In what Jones describes as a “major step forward”, the first cohort of apprentices entered the programmes in January. There are currently 30 apprentices enrolled on the Level 4 marketing executive apprenticeship and more than 15 on the Level 6 marketing manager apprenticeship. An additional 50 apprentice marketing executives and 70 apprentice marketing managers are set to start in the coming months.

While the duration of the apprenticeship depends on the needs of the learner and their organisation, the Level 4 programme will typically last for between 15 and 21 months, while the Level 6 programme runs at 24 to 30 months.

The apprenticeships are being run in conjunction with Registered Apprenticeship Training Providers (RoATP) and the CIM has applied to act as the end-point assessor once the first group of apprentices come to the end of their programmes in 2020.
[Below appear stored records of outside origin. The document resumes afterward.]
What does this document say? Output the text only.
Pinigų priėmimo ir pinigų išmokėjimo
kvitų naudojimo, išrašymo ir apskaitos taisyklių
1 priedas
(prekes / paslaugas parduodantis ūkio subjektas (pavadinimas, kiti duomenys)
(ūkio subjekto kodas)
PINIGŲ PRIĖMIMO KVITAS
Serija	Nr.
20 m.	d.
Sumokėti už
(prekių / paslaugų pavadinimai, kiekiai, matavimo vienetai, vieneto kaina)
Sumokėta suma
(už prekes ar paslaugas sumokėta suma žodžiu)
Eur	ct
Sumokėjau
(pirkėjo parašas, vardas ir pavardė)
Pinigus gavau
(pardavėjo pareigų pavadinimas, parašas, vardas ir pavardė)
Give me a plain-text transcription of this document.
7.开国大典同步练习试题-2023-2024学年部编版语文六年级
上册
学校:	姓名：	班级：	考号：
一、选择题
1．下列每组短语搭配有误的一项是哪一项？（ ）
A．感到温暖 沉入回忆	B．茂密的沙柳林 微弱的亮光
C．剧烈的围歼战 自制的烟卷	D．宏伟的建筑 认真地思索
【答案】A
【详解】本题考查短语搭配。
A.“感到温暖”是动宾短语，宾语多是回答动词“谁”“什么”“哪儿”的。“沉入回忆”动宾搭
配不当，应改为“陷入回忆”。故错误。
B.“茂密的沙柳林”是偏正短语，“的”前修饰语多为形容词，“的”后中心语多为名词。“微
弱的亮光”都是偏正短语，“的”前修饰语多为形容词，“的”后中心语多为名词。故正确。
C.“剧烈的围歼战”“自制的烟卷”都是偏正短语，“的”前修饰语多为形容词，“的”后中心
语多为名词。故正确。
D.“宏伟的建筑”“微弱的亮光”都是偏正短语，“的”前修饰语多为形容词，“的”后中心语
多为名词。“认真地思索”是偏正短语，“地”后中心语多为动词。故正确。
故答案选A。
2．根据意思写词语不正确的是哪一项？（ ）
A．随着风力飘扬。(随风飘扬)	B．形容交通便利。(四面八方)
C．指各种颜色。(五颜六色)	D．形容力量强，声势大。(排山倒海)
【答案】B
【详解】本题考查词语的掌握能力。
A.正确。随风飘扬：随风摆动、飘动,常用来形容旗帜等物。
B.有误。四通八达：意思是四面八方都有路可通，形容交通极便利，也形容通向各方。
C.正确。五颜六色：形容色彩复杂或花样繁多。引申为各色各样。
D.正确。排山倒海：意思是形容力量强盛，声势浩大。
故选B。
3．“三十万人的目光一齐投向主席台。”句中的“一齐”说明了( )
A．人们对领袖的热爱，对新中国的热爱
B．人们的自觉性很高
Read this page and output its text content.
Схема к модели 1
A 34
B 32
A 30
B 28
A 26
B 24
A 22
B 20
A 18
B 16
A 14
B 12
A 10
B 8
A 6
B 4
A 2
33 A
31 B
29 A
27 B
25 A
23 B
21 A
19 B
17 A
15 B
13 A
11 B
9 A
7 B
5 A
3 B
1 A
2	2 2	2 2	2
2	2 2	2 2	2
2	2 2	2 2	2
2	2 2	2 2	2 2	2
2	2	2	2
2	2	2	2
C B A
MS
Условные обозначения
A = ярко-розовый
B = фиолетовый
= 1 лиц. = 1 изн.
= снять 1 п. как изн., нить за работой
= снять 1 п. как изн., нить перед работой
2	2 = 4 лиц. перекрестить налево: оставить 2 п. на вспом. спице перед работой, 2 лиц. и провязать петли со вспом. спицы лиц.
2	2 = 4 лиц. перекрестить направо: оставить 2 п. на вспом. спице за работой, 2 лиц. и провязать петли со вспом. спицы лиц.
There were marketing apprenticeship frameworks prior, but there was no consistency or commonality between them, so it was very difficult for employers to choose.

Maggie Jones, CIM

The Level 4 assessment will feature a knowledge-focused multiple-choice test and project based on their organisation. The apprentices will be asked to present that project to their assessor, while the behaviours element of the apprenticeship will be tested through a ‘professional discussion’, ensuring all the knowledge, skills and behaviour are covered.

The Level 6 assessment does not include an online test but the apprentices are assessed via a similar method of professional discussion.

The CIM is also working with brands to develops a Level 3 marketing assistant apprenticeship, which it is hoped will be completed by June.

The timing of the new apprenticeships ties into recent research conducted by the CIM that suggests new routes into marketing are becoming increasingly popular with young people. The analysis of 500 17- to 19-year-olds found 72% of those questioned do not think a degree in marketing is necessary. A further 21% say they would look for a trainee marketing job and 20% would opt for a marketing apprenticeship.

Similar research carried out by Marketing Week last year revealed the industry needs to create more varied routes into marketing to ensure young people consider marketing a viable and interesting career option.

READ MORE: How the marketing industry is coming together to inspire the next generation

Jones believes it is important to have a variety of apprenticeship levels in order to open up opportunities to different groups of people, from 18-year-olds looking for a different route into marketing beyond a university degree, to professionals hoping to move into the industry or enhance their skills.

“It is a misconception that apprenticeships are just for young people. We are taking young people from 18, but for the Level 6 typically the people studying are aged 25 to 30, and we’re also looking at developing a Level 7 apprenticeship for someone senior to a marketing manager, so it is across a range of ages and job roles within an organisation,” Jones explains.

The CIM is keen to review both apprenticeship programmes and find out how the qualification fits with the apprentices’ lives and day-to-day work to ensure the standard is giving people what they want.